P. I. — Dans sa spécialité, le professionnel que vous êtes a-t-il conscience de la fragilité de la planète ?
A. C. — Permettez-moi de vous raconter cette expérience : un jour, j’étais sur une plage de Noirmoutier avec ma fille Emma, alors enfant. Elle jouait dans le sable quand soudain, en creusant un peu, elle tombe sur une galette de pétrole. À l’époque, nous étions quelques années après la catastrophe de l’Erika (1) : Noirmoutier n’est pas la zone qui a été le plus touchée par l’accident mais le fait même qu’elle l’ait été montre bien l’étendue des dégâts. Imaginons un instant que l’Erika fasse naufrage aujourd’hui : eh bien, le restaurateur que je suis ne pourrait plus exercer. Comme ma cuisine est d’inspiration marine — avec le travail de nombreux poissons —, je serais totalement démuni. Mais en l’occurrence, ce n’est pas moi qui compte, ce sont les trente personnes qui sont à mes côtés (2), tous les jours, pour accueillir les clients. Bref, du jour au lendemain, une catastrophe écologique peut ruiner une affaire et décourager tout un petit groupe d’hommes et de femmes. La préservation de la planète, ce ne sont pas des grands mots ou des grands principes : c’est une manière d’agir. Sur cette plage de Noirmoutier, en voyant ma fille attraper une boulette d’hydrocarbures, j’ai pu mesurer à la fois notre fragilité et l’urgence de se prémunir contre les atteintes à l’environnement.

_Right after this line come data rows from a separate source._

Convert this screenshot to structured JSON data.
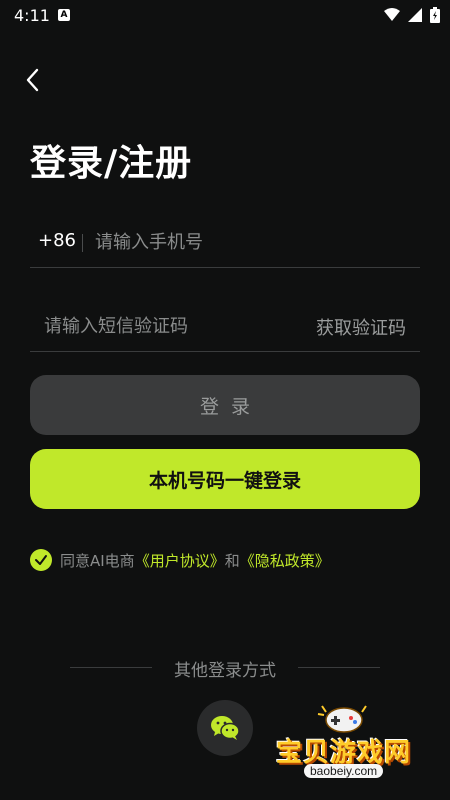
{
  "status_bar": {
    "time": "4:11",
    "notification_letter": "A"
  },
  "header": {
    "title": "登录/注册"
  },
  "phone": {
    "country_code": "+86",
    "placeholder": "请输入手机号"
  },
  "sms": {
    "placeholder": "请输入短信验证码",
    "get_code_label": "获取验证码"
  },
  "buttons": {
    "login_label": "登录",
    "one_key_label": "本机号码一键登录"
  },
  "agreement": {
    "checked": true,
    "prefix": "同意AI电商",
    "user_agreement": "《用户协议》",
    "and": "和",
    "privacy_policy": "《隐私政策》"
  },
  "other_login": {
    "label": "其他登录方式",
    "methods": [
      "wechat"
    ]
  },
  "watermark": {
    "brand": "宝贝游戏网",
    "url": "baobeiy.com"
  },
  "colors": {
    "accent": "#c0e82a",
    "background": "#0f1010",
    "secondary_button": "#3a3b3c"
  }
}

P. I. — Lorsqu’on parle de cuisine, on ne peut pas faire l’impasse sur les guides et leur rôle prescriptif qui ne va pas sans polémiques. Ces juges de paix — ou pas — sont-ils sensibles à l’écologie ? Par ailleurs, qu’est-ce qui vous manque encore pour obtenir une troisième étoile au Guide Michelin ? Cette quête est-elle compatible avec le maintien d’une démarche durable ?
A. C. — Oui, les guides sont devenus réceptifs à une cuisine durable. J’en veux pour preuve que le Guide Michelin a créé une catégorie spécifique pour saluer cette démarche. Cette distinction est nouvelle mais dans quelques années, elle sera entrée dans les mœurs. Alors évidemment, la troisième étoile… Je dis « évidemment » parce que cela fait partie du jeu de s’interroger sur une progression, dès lors qu’on commence à être distingué. Mais je ne suis pas non plus obsédé par les récompenses ; je ne me demande pas tous les jours quels sont les points à améliorer pour aller plus haut. Être un cuisinier engagé, présent dans sa cuisine et ancré dans son terroir : permettez-moi de dire que j’ai le sentiment de cocher ces trois cases, qui sont une bonne base de travail pour voir ses compétences reconnues. L’année dernière, la salle de La Marine a été refaite, quasi-exclusivement à partir de matériaux biosourcés, comme ces murs en carton recyclé. Il ne s’agissait pas de réaménager pour tenter de décrocher une étoile supplémentaire, mais d’abord de donner un petit coup de dynamisme au décor ambiant, avec toujours cette idée d’avancer de manière vertueuse.
P. I. — La cuisine renvoie souvent à quelque chose de très franco-français. Ce prisme un peu étroit n’est-il pas un inconvénient au moment d’envisager la préservation de la planète ?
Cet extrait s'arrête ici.